I’m going to use this blog post as a dynamic list of performance optimizations to consider when using Azure Data Factory’s Mapping Data Flow. I am going to focus this only to files. I will post subsequent articles that list ways to optimize other source, sinks, and data transformation types. As I receive more good practices, feedback, and other performance tunings, I will update this article accordingly.
Optimizations to consider when using ADF Mapping Data Flows with files
NOTE: When you are designing and testing Data Flows from the ADF UI, make sure to turn on the Debug switch so that you can execute your data flows in real-time without waiting for a cluster to warm up.
You can control how many partitions that ADF will use
- On each Source & Sink transformation, as well as each individual transformation, you can set a partitioning scheme.
- For smaller files, you may find selecting “Single Partition” can sometimes work better and faster than asking Spark to partition your small files.
- If you do not have enough information about your source data, you can choose “Round Robin” partitioning and set the number of partitions.
- If you explore your data and find that you have columns that can be good hash keys, use the Hash partitioning option.
File naming options
- The default nature of writing transformed data in ADF Mapping Data Flows is to write to a dataset that has a Blob or ADLS Linked Service.
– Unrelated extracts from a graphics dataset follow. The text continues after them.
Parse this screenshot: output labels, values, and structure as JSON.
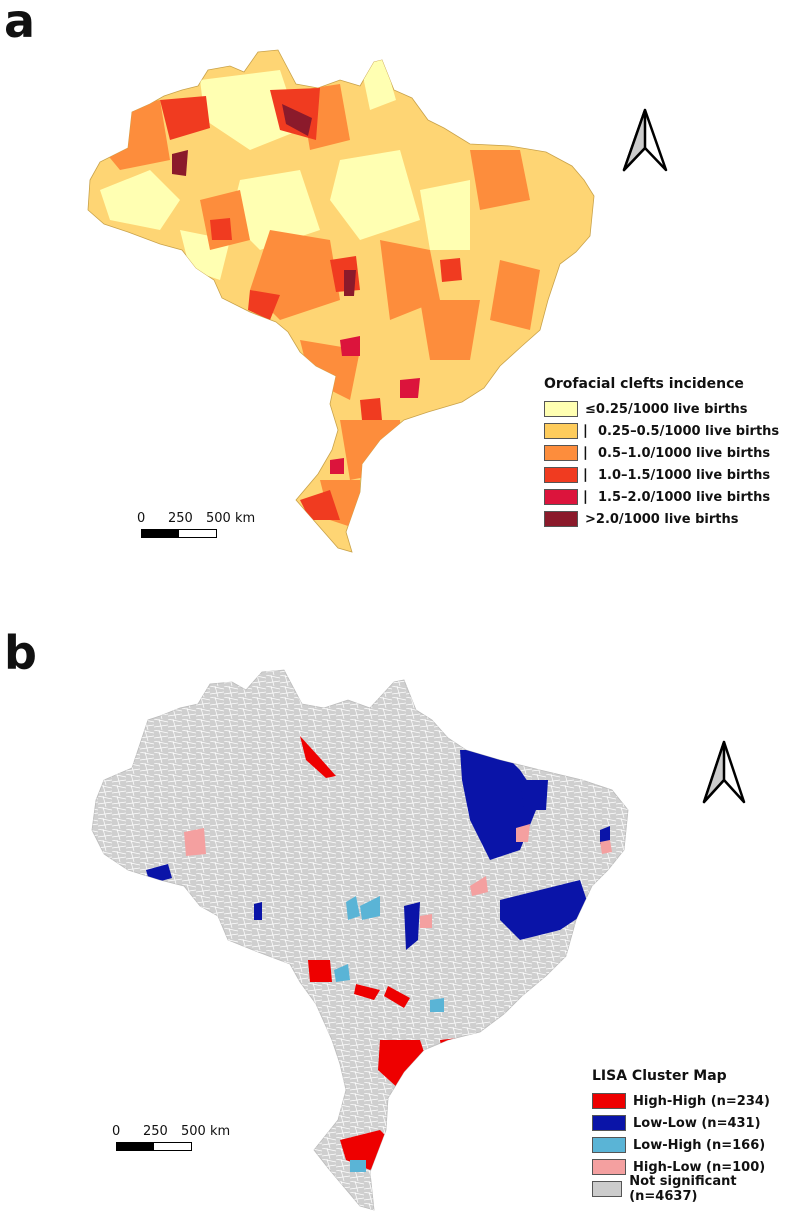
{
  "panel_a": {
    "letter": "a",
    "legend_title": "Orofacial clefts incidence",
    "legend_items": [
      {
        "label": "≤0.25/1000 live births",
        "color": "#ffffb2"
      },
      {
        "label": "⎸0.25–0.5/1000 live births",
        "color": "#fecc5c"
      },
      {
        "label": "⎸0.5–1.0/1000 live births",
        "color": "#fd8d3c"
      },
      {
        "label": "⎸1.0–1.5/1000 live births",
        "color": "#f03b20"
      },
      {
        "label": "⎸1.5–2.0/1000 live births",
        "color": "#dc143c"
      },
      {
        "label": ">2.0/1000 live births",
        "color": "#8b1a2b"
      }
    ],
    "scale_labels": [
      "0",
      "250",
      "500 km"
    ]
  },
  "panel_b": {
    "letter": "b",
    "legend_title": "LISA Cluster Map",
    "legend_items": [
      {
        "label": "High-High (n=234)",
        "color": "#ee0000"
      },
      {
        "label": "Low-Low (n=431)",
        "color": "#0a14a8"
      },
      {
        "label": "Low-High (n=166)",
        "color": "#5ab4d6"
      },
      {
        "label": "High-Low (n=100)",
        "color": "#f4a0a0"
      },
      {
        "label": "Not significant (n=4637)",
        "color": "#cccccc"
      }
    ],
    "scale_labels": [
      "0",
      "250",
      "500 km"
    ]
  },
  "colors": {
    "map_a_base": "#fed574",
    "map_b_base": "#cfcfcf",
    "north_arrow_fill": "#cccccc"
  }
}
You should set that dataset to point to a folder or container, not a named file.
- Data Flows use Azure Databricks Spark for execution, which means that your output will be split over multiple files based on either default Spark partitioning or the partitioning scheme that you’ve explicitly chosen.
- A very common operation in ADF Data Flows is to choose “Output to single file” so that all of your output PART files are merged together into a single output file.
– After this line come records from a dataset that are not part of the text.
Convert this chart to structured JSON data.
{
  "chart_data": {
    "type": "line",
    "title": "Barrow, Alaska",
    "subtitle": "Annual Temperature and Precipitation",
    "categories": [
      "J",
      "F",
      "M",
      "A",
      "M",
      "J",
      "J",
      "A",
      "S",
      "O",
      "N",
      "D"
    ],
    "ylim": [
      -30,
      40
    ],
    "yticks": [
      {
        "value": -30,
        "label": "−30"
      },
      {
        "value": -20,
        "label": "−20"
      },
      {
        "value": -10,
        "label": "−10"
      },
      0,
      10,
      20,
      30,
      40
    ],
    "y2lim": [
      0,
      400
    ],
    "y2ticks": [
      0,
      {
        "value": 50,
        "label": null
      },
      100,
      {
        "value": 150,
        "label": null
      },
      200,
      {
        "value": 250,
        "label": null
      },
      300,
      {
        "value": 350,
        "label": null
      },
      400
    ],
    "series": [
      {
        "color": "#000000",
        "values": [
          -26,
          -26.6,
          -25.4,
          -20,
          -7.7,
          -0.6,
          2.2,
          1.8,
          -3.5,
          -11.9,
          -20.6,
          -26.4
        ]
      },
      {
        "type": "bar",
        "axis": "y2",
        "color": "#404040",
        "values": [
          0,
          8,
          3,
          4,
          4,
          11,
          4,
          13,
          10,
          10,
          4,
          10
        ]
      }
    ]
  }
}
- However, this operation requires that the output reduces to a single partition on a single cluster node.
- Keep this in mind when choosing this popular option. You can run out of cluster node resources if you are combining many large source files into a single output file partition.
- To avoid this, you can keep the default or explicit partitioning scheme in ADF, which optimizes for performance, and then add a subsequent Copy Activity in the pipeline that merges all of the PART files from the output folder to a new single file. Essentially, this technique separates the action of transformation from file merging and achieves the same result as setting “output to single file”.
Increase size of your compute engine in Azure Integration Runtime
- Increase the number of cores, which will increase the number of nodes, and provide you with more processing power to process your file operations.
- Try “Compute Optimized” and “Memory Optimized” options.